Source code in src/fed_rag/knowledge_stores/in_memory.py
class InMemoryKnowledgeStore(BaseKnowledgeStore):
    """InMemoryKnowledgeStore Class."""

    cache_dir: str = Field(default=DEFAULT_CACHE_DIR)
    _data: dict[str, KnowledgeNode] = PrivateAttr(default_factory=dict)

    @classmethod
    def from_nodes(cls, nodes: list[KnowledgeNode], **kwargs: Any) -> Self:
        instance = cls(**kwargs)
        instance.load_nodes(nodes)
        return instance

    def load_node(self, node: KnowledgeNode) -> None:
        if node.node_id not in self._data:
            self._data[node.node_id] = node

    def load_nodes(self, nodes: list[KnowledgeNode]) -> None:
        for node in nodes:
            self.load_node(node)

    def retrieve(
        self, query_emb: list[float], top_k: int
    ) -> list[tuple[float, KnowledgeNode]]:
        all_nodes = list(self._data.values())
        node_ids_and_scores = _get_top_k_nodes(
            nodes=all_nodes, query_emb=query_emb, top_k=top_k
        )
        return [(el[1], self._data[el[0]]) for el in node_ids_and_scores]

    def delete_node(self, node_id: str) -> bool:
        if node_id in self._data:
            del self._data[node_id]
            return True
        else:
            return False

    def clear(self) -> None:
        self._data = {}

    @property
    def count(self) -> int:
        return len(self._data)

    @model_serializer(mode="wrap")
    def custom_model_dump(self, handler: Any) -> Dict[str, Any]:
        data = handler(self)
        data = cast(Dict[str, Any], data)
        # include _data in serialization
        if self._data:
            data["_data"] = self._data
        return data  # type: ignore[no-any-return]

    def persist(self) -> None:
        serialized_model = self.model_dump()
        data_values = list(serialized_model["_data"].values())

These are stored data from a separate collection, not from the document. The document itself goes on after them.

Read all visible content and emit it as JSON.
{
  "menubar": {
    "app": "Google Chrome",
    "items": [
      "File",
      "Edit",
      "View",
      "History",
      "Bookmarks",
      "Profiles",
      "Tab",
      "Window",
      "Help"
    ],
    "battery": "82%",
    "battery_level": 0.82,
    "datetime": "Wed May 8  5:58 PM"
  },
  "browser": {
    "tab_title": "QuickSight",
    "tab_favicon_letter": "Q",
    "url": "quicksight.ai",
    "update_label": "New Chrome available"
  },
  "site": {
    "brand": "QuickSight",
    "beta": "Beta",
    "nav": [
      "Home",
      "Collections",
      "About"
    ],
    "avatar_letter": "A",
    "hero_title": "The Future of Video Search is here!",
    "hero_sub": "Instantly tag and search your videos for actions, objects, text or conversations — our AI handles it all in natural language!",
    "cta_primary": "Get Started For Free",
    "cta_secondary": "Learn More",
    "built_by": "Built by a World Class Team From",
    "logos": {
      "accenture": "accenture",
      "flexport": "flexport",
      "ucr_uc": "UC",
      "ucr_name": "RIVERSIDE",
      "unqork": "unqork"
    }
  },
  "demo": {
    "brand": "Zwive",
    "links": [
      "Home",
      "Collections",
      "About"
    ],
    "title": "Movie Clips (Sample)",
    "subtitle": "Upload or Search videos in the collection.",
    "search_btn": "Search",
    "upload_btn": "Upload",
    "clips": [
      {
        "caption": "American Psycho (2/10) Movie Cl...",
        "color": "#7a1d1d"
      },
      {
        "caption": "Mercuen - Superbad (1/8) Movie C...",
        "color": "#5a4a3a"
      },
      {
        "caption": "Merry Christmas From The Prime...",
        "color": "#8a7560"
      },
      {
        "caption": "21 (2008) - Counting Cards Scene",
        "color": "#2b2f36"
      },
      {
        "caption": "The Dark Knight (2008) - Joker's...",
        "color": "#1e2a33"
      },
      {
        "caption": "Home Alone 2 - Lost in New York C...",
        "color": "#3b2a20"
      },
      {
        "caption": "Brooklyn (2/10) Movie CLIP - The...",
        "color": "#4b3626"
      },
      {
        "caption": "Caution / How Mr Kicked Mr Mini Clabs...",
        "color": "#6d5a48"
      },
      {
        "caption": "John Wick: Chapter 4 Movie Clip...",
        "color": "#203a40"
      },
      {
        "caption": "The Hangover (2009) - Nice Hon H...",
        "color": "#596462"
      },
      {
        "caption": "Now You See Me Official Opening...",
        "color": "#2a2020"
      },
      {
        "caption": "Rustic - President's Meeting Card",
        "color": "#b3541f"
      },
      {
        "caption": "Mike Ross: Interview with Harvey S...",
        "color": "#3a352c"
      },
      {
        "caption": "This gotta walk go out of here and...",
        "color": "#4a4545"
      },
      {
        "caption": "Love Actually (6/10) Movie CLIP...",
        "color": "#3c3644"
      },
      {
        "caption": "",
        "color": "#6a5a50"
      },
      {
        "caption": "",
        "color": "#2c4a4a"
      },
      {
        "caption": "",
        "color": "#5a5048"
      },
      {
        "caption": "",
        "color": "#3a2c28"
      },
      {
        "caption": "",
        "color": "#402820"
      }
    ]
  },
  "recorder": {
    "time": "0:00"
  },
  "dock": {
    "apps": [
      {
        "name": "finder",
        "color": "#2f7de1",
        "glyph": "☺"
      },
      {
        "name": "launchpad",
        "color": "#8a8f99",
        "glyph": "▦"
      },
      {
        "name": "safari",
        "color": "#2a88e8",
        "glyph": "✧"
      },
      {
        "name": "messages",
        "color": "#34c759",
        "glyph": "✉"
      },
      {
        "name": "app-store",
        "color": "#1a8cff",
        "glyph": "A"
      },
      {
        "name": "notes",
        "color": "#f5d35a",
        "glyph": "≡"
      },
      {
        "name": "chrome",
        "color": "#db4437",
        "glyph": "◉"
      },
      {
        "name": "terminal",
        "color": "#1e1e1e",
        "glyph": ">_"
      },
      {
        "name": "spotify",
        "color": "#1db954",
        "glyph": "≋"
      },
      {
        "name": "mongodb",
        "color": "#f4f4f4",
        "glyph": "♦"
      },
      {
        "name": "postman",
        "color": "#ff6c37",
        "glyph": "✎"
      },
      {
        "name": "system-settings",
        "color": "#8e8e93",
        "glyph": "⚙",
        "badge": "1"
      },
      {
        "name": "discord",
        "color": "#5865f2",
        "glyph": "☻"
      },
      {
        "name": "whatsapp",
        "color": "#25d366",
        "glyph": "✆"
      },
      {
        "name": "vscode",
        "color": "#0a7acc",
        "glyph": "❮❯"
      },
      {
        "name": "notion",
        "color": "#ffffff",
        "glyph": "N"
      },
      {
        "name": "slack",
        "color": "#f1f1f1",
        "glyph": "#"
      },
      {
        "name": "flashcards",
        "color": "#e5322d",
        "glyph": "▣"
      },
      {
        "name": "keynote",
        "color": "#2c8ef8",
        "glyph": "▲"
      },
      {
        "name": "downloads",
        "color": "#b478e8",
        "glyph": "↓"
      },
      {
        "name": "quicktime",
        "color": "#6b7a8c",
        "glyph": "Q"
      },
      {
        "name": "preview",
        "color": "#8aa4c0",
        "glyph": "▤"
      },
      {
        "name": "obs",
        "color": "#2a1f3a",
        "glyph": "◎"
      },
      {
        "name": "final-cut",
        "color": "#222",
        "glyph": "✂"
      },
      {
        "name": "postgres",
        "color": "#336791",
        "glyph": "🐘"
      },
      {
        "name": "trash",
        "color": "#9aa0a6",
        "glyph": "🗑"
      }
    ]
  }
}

        parquet_table = pa.Table.from_pylist(data_values)

        filename = Path(self.cache_dir) / f"{self.name}.parquet"
        Path(filename).parent.mkdir(parents=True, exist_ok=True)
        pq.write_table(parquet_table, filename)

    def load(self) -> None:
        filename = Path(self.cache_dir) / f"{self.name}.parquet"
        if not filename.exists():
            msg = f"Knowledge store '{self.name}' not found at expected location: {filename}"
            raise KnowledgeStoreNotFoundError(msg)

        parquet_data = pq.read_table(filename).to_pylist()
        nodes = [KnowledgeNode(**data) for data in parquet_data]
        self.load_nodes(nodes)

ManagedInMemoryKnowledgeStore

Bases: ManagedMixin, InMemoryKnowledgeStore

Source code in src/fed_rag/knowledge_stores/in_memory.py
class ManagedInMemoryKnowledgeStore(ManagedMixin, InMemoryKnowledgeStore):
    def persist(self) -> None:
        serialized_model = self.model_dump()
        data_values = list(serialized_model["_data"].values())

        parquet_table = pa.Table.from_pylist(data_values)

        filename = Path(self.cache_dir) / self.name / f"{self.ks_id}.parquet"
        Path(filename).parent.mkdir(parents=True, exist_ok=True)
        pq.write_table(parquet_table, filename)

    @classmethod
    def from_name_and_id(
        cls, name: str, ks_id: str, cache_dir: str | None = None
    ) -> Self:
        cache_dir = cache_dir if cache_dir else DEFAULT_CACHE_DIR
        filename = Path(cache_dir) / name / f"{ks_id}.parquet"
        if not filename.exists():
            msg = f"Knowledge store '{name}/{ks_id}' not found at expected location: {filename}"
            raise KnowledgeStoreNotFoundError(msg)

        parquet_data = pq.read_table(filename).to_pylist()
        nodes = [KnowledgeNode(**data) for data in parquet_data]
        knowledge_store = ManagedInMemoryKnowledgeStore.from_nodes(
            nodes, name=name, cache_dir=cache_dir
        )
        # set id
        knowledge_store.ks_id = ks_id
        return knowledge_store